Beginning in 2011, Texas law prohibits most public and private employers from preventing employees who otherwise lawfully possess a firearm or ammunition from transporting or storing those items in a locked, privately owned motor vehicle in employer-provided parking areas. Texas employers may not impose handgun bans by posting a notice under the Texas Penal Code or by including such a ban in a mandated, federally approved facility security plan, the Attorney General of Texas has said in an opinion released November 5, 2012. In addition, the Attorney General noted that, although the Texas Labor Code (Section 52.061) does not provide a specific remedy to employees for any such violation by an employer, employees might be able to pursue claims for violations against employers under the Uniform Declaratory Judgments Act.
Enacted in 2011, Section 52.061 of the Texas Labor Code provides that an “employer may not prohibit an employee who holds a license to carry a concealed handgun . . . from transporting or storing a firearm . . . in a locked, privately owned motor vehicle in a parking lot, parking garage, or other parking area the employer provides for employees.” However, the law does not authorize a concealed handgun licensee “to possess a firearm . . . on any property where the possession of a firearm . . . is prohibited by state or federal law.” Tex. Labor Code § 52.062(a)(1).
Under the Texas Penal Code (Ann. §§ 30.06(a)-(c)), a property owner, under certain circumstances, may prohibit concealed handgun license holders from carrying a concealed firearm by giving a specific oral or written notice that entry on the property with a concealed handgun is forbidden.
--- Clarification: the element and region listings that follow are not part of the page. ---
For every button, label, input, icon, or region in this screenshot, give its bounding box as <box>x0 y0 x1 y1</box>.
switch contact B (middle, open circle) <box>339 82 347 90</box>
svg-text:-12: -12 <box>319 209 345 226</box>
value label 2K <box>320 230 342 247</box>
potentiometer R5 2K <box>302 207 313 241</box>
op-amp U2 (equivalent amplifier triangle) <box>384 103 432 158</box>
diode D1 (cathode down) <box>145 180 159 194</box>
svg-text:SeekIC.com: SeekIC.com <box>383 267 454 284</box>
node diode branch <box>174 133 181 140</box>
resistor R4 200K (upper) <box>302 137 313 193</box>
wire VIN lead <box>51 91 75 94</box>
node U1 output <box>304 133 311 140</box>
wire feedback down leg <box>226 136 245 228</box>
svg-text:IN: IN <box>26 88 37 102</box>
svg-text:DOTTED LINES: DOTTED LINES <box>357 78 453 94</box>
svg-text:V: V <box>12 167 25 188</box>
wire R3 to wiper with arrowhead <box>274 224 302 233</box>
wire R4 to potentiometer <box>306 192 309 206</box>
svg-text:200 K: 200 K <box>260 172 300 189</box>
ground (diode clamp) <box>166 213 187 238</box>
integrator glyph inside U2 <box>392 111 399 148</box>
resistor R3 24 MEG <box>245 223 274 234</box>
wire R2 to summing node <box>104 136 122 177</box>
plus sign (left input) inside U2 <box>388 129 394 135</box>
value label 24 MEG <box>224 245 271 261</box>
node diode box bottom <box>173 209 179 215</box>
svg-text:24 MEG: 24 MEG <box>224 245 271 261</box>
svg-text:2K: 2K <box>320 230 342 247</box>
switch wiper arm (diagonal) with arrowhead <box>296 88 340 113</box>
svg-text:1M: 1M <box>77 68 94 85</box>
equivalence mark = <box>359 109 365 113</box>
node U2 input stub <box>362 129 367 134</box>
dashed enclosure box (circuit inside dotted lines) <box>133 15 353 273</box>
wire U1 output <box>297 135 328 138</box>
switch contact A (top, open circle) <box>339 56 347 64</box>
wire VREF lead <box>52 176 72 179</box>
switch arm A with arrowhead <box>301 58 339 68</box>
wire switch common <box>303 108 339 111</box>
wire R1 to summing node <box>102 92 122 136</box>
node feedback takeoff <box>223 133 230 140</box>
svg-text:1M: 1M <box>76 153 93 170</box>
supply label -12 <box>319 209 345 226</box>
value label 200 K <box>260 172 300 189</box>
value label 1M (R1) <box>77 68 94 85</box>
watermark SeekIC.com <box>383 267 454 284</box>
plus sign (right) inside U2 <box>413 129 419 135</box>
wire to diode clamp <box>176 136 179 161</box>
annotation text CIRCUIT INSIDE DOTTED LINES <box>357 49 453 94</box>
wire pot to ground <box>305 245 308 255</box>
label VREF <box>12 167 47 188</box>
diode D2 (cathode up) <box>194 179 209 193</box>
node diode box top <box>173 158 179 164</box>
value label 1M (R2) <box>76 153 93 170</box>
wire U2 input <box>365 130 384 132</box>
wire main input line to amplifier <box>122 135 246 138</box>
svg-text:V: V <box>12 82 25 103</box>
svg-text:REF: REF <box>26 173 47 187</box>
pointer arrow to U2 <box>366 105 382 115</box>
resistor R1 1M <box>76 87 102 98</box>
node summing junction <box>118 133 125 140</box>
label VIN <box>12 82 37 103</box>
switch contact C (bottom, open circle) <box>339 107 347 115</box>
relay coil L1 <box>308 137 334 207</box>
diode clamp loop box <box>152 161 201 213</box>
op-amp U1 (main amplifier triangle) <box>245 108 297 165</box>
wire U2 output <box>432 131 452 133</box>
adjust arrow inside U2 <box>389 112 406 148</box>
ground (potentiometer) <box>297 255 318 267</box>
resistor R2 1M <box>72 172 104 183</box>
Under certain federal laws and regulations, including the Maritime Transportation Security Act and the Chemical Facility Anti-Terrorism Standards, employers must implement facility security plans that may include bans on firearms. Those plans must be submitted to federal officials for approval.
Penal Code, Facility Safety Plans Do Not Trump Gun Law
The Texas AG was asked several questions regarding whether an employer could prohibit employees with concealed handgun licenses from storing firearms in personal vehicles in their employers’ parking lots under the “prohibited by law” exception. First, the AG examined whether posting a notice in accordance with the Texas Penal Code would come within the exception. The AG noted that, while the Penal Code allows property owners to post a notice prohibiting the possession of concealed handguns on their property, the statute itself does not prohibit possession of a firearm. Thus, the AG concluded that the notice did not constitute “state law” and could not overcome the protections under Section 52.061. Accordingly, the AG determined an employer may not ban the transport and storage of handguns in locked private vehicles in employee parking areas by posting a notice authorized by the Penal Code.
The AG next examined whether facility security plans required by federal law and approved by federal officials preempted the Texas law. The AG noted that a federal statute may preempt state law explicitly, or impliedly, where federal legislation occupies the entire field of regulation and leaves no room for state law or where there is actual conflict between state law and a federal statute such that the state law acts as an obstacle to the objectives of Congress.
The AG determined that federally approved facility security plans did not equate to a federal law that would preempt Section 52.061 because such plans were not a law passed by Congress or “federal regulations properly adopted by an agency acting within its congressionally delegated authority.” The AG noted that a facility security plan, even if mandated by federal law and approved by federal officials, was not a congressional enactment or agency regulation. Accordingly, the AG found an employer could not refuse to comply with Section 52.061 based on a facility security plan.